Recommended Reading: Lloyd Nyarota on GC2019 and US/African relationships

Rev. Lloyd Nyarota recently published an editorial on United Methodist Insight entitled "The Real United Methodist Crisis: Loss of U.S. Political Power to the Growing Church in Africa." Rev. Nyarota is an elder from Zimbabwe serving two United Church of Canada congregations of Zimbabwean immigrants in Canada. In his article, he argues that plans by conservative American United Methodists to divide the denomination reflect a fear of losing power to African delegates.

Whether or not one agrees with Rev. Nyarota's analysis, his article is interesting for several reasons.
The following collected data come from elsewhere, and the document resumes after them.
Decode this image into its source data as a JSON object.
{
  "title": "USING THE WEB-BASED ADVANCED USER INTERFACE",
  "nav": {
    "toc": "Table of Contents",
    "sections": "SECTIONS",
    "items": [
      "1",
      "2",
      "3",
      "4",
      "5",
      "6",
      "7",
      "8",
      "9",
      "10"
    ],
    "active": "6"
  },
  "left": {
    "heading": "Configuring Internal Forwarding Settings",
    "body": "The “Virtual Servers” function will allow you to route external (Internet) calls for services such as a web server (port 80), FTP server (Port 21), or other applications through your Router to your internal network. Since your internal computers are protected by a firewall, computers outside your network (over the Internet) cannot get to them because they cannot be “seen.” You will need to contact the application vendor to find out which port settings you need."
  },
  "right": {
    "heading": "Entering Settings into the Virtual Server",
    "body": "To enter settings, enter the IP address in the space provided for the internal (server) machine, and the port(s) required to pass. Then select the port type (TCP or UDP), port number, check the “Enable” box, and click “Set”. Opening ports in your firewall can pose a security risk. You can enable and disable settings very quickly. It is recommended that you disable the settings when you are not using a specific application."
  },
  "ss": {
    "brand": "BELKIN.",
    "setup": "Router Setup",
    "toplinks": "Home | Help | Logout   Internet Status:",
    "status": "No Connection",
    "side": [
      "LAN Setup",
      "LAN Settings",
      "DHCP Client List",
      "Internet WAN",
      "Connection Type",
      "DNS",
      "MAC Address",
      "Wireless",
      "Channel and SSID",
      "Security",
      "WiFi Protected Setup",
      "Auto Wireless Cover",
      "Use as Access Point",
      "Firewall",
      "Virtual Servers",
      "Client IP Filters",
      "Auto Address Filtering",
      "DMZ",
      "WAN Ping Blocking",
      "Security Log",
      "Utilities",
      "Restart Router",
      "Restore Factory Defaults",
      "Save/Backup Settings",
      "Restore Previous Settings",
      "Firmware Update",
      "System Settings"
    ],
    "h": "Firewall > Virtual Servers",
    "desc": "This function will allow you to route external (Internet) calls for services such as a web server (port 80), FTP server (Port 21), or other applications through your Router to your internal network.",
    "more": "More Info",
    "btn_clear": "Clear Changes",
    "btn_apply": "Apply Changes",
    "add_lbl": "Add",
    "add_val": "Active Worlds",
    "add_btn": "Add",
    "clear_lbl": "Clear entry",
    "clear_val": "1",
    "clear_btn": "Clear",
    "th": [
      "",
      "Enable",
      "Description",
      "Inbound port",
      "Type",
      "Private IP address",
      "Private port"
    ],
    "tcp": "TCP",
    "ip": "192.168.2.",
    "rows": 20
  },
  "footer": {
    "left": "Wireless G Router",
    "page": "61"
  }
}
First, his argument in many ways parallel's Luther Oconer's Facebook post highlighted last week in alleging American fear of losing control of the denomination to non-Americans. Interestingly, however, the two authors use that premise to different ends, Oconer arguing from it to the Traditional(ist) Plan, and Nyarota arguing from it to the One Church Plan.

Second, in making his argument, Nyarota references and recasts the process of Latin American Methodist autonomy in the late 1960s and early 1970s. This blog has shared several other pieces looking at the history of COSMOS and the autonomy process. This history is relevant history.

Third, Nyarota's article is further evidence of a point I made regarding Filipino debates about General Conference 2019: "While for American United Methodists, the debates surrounding GC2019 are debates about how progressive and traditionalist American United Methodists should relate to one another, for many United Methodists outside the US, the debates are instead about how American and non-American United Methodists should relate to one another."

Finally, Nyarota's article gestures beyond General Conference 2019 at other upcoming topics that will be read through this same lens: He references plans for regional conferences. Reductions in apportionments requested from US churches and discussions of a US Central Conference are also likely to be read by many in Africa, the Philippines, and Europe through the lens of what they mean for how Americans want to shape their relationship with the rest of the church.

Questions about the relationships - financial, political, spiritual, and otherwise - between American United Methodists and United Methodists from outside the US will only grow more pressing.